They Might Have Burned The Marble Into Lime
Without Going So Far As Mozambique.
There are about thirty European houses;
the rest are native, and of wattle and daub.
A wall about ten feet high
is intended to inclose the village, but most of the native inhabitants
prefer to live on different spots outside. There are about
twelve hundred huts in all, which with European households
would give a population of about four thousand five hundred souls.
Only a small proportion of these, however, live on the spot;
the majority are engaged in agricultural operations in the adjacent country.
Generally there are not more than two thousand people resident,
for, compared with what it was, Tete is now a ruin. The number of Portuguese
is very small; if we exclude the military, it is under twenty.
Lately, however, one hundred and five soldiers were sent from Portugal
to Senna, where in one year twenty-five were cut off by fever.
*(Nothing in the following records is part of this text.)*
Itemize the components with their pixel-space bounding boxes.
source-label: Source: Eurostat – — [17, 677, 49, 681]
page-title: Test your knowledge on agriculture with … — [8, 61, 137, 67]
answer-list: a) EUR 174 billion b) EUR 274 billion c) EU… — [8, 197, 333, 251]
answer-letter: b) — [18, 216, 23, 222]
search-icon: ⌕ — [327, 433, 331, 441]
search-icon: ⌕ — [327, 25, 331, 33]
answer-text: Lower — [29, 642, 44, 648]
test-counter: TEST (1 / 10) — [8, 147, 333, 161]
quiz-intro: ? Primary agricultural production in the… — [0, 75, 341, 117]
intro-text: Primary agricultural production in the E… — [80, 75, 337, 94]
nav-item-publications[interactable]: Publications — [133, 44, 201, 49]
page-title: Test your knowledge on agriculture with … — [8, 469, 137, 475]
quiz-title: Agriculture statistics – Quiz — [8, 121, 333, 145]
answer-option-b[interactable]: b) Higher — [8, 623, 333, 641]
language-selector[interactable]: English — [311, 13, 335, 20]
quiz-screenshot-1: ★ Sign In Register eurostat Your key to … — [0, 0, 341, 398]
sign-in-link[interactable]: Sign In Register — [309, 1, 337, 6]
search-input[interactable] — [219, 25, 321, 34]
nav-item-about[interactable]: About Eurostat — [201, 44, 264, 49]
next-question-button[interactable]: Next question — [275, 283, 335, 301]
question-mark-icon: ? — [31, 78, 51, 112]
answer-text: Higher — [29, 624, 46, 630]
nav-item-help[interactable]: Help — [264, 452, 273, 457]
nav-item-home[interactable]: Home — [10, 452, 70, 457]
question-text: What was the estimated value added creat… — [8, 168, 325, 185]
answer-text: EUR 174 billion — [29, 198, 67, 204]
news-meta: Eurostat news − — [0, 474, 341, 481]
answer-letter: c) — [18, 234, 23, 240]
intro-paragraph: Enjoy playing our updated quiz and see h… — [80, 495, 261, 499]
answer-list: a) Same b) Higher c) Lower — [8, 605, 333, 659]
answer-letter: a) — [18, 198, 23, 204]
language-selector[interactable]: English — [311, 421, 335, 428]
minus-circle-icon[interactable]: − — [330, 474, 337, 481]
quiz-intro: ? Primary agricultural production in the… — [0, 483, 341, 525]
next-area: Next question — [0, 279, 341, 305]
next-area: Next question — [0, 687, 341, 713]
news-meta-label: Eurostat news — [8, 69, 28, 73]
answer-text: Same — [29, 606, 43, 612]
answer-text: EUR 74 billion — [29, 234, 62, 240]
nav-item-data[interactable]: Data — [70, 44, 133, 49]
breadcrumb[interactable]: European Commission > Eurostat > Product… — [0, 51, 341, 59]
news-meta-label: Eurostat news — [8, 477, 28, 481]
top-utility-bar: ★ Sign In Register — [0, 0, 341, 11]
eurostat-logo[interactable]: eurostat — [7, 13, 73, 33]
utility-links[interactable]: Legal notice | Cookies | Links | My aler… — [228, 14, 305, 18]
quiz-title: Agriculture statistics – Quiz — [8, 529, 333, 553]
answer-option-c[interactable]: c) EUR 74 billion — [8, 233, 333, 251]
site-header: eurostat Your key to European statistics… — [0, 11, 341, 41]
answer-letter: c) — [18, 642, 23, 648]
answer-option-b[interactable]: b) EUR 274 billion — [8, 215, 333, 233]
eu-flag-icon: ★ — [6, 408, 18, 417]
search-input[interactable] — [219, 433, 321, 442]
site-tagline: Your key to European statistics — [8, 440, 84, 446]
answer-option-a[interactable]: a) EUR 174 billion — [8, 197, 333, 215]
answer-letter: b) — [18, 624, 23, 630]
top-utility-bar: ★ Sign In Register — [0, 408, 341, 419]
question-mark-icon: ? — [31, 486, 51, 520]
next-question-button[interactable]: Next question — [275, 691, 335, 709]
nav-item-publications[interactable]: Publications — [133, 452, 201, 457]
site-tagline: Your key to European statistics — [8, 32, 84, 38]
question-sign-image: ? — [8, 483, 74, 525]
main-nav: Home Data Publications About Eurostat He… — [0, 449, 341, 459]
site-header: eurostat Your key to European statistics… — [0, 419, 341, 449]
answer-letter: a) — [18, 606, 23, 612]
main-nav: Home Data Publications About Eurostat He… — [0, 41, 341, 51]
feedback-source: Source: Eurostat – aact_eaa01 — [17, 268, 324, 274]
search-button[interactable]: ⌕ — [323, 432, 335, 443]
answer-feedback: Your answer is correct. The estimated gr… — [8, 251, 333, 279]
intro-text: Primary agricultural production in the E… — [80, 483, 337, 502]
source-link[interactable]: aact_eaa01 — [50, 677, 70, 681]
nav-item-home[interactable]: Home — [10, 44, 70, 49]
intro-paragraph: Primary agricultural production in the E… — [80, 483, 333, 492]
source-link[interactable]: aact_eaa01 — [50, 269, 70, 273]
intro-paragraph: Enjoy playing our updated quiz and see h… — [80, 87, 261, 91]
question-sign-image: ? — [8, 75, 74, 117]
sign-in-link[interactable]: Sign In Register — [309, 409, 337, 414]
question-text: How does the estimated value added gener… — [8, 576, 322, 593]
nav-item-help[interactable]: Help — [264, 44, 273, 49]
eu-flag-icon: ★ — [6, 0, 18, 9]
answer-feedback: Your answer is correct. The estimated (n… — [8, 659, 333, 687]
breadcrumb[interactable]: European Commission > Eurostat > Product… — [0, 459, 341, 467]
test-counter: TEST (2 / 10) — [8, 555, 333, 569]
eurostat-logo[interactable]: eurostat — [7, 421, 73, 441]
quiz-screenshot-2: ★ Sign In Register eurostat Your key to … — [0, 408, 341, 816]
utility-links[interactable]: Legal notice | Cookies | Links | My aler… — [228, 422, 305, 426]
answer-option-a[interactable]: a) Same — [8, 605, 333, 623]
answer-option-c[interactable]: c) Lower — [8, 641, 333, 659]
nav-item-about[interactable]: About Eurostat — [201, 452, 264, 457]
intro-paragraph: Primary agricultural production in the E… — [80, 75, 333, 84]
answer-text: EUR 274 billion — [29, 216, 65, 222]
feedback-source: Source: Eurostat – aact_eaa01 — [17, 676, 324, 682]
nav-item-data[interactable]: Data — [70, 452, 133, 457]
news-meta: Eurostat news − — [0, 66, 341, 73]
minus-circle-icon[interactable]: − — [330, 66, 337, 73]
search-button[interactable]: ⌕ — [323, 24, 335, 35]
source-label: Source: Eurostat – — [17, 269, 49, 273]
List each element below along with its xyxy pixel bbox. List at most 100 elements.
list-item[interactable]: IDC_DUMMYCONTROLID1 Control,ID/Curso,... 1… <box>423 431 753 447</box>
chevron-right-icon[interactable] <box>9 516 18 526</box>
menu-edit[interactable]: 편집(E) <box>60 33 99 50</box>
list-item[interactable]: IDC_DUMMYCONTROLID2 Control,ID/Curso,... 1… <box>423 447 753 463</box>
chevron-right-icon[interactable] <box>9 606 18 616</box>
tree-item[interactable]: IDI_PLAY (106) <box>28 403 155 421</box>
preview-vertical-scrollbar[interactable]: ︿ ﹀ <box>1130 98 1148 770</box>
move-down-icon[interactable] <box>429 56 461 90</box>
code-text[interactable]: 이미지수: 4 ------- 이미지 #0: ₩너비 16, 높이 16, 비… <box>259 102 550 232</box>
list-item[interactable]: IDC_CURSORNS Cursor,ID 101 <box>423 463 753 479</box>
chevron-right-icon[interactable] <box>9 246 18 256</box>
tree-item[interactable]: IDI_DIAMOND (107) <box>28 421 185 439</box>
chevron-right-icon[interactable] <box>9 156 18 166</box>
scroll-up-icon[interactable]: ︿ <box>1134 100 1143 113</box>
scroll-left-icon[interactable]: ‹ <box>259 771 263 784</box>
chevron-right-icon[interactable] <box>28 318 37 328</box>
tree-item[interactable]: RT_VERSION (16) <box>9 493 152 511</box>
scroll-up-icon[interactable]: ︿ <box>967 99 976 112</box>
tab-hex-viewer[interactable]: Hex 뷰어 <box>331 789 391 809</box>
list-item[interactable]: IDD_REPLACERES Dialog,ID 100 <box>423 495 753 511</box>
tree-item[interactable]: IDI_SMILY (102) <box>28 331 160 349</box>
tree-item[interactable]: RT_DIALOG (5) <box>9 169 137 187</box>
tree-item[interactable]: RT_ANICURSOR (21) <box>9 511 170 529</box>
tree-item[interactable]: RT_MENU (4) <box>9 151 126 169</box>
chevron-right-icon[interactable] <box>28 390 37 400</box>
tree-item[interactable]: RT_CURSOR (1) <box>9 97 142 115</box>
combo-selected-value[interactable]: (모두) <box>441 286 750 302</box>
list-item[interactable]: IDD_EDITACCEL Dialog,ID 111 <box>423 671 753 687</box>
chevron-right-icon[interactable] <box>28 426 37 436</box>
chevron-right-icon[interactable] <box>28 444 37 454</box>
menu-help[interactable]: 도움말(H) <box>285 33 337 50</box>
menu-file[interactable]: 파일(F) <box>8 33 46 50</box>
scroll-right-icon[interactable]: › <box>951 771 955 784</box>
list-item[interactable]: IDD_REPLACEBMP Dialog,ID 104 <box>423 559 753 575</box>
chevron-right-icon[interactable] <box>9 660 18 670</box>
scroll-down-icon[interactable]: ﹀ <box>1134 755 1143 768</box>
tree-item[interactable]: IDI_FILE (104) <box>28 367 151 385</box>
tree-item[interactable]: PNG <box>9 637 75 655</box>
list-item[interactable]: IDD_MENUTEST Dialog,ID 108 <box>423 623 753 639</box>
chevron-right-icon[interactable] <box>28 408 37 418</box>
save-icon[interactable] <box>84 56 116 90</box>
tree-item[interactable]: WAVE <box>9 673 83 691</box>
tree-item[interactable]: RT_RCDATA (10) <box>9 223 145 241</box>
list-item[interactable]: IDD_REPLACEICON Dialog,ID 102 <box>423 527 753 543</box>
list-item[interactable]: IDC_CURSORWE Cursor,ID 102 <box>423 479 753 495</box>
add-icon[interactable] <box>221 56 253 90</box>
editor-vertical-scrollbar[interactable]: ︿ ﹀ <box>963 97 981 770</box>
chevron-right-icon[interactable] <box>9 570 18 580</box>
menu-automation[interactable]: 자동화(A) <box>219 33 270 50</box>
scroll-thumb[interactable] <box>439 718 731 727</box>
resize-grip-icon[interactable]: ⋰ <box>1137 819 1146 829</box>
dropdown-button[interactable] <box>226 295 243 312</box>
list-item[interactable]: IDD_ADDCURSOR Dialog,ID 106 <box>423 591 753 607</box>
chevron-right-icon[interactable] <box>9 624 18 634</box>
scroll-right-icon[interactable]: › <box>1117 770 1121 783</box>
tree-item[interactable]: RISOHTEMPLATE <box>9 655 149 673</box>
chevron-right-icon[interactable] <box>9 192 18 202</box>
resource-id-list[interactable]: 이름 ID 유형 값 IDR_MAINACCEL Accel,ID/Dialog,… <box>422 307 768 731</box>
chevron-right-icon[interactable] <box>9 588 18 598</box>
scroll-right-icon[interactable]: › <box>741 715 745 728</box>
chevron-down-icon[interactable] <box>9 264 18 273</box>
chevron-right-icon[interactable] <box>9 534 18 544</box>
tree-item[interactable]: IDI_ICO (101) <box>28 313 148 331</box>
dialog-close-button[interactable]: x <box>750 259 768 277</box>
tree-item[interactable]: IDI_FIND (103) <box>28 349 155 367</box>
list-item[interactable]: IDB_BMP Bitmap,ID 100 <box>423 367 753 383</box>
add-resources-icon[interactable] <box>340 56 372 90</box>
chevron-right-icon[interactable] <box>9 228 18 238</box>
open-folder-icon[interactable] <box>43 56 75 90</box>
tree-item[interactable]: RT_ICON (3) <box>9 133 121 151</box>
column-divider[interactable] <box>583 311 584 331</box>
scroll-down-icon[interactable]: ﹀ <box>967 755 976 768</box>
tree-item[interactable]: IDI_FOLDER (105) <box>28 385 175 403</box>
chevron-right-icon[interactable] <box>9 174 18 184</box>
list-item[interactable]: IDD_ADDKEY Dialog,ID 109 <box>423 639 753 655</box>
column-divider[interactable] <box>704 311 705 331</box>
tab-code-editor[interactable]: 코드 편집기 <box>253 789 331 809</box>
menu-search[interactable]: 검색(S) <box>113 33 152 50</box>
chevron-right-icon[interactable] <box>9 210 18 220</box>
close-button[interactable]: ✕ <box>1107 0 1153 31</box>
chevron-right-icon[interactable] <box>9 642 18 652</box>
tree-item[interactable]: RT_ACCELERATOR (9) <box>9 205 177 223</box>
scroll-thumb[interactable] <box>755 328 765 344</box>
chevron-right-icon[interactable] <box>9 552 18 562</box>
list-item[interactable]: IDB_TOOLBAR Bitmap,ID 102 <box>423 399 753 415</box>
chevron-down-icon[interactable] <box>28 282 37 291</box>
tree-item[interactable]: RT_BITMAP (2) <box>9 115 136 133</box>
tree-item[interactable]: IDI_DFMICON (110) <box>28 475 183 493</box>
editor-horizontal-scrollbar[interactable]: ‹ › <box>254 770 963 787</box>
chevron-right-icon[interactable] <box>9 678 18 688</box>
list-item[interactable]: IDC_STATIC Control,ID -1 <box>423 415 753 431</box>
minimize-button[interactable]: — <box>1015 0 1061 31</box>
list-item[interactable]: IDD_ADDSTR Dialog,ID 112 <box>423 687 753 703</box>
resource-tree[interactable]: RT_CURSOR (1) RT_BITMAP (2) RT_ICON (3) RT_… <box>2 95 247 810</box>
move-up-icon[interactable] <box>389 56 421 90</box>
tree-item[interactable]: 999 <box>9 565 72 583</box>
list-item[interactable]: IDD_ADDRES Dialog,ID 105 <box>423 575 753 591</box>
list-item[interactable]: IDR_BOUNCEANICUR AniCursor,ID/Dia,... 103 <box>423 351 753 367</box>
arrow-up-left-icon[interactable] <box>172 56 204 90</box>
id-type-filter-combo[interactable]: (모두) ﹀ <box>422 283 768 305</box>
They were then removed to Tete, and here they enjoy much better health,
though, from the abundance of spirits distilled from various plants,
wild fruits, and grain, in which pernicious beverage they largely indulge,
besides partaking chiefly of unwholesome native food, better health
could scarcely have been expected. The natives here understand
the method of distillation by means of gun-barrels, and a succession
of earthen pots filled with water to keep them cool. The general report
of the fever here is that, while at Kilimane the fever is continuous,
at Tete a man recovers in about three days.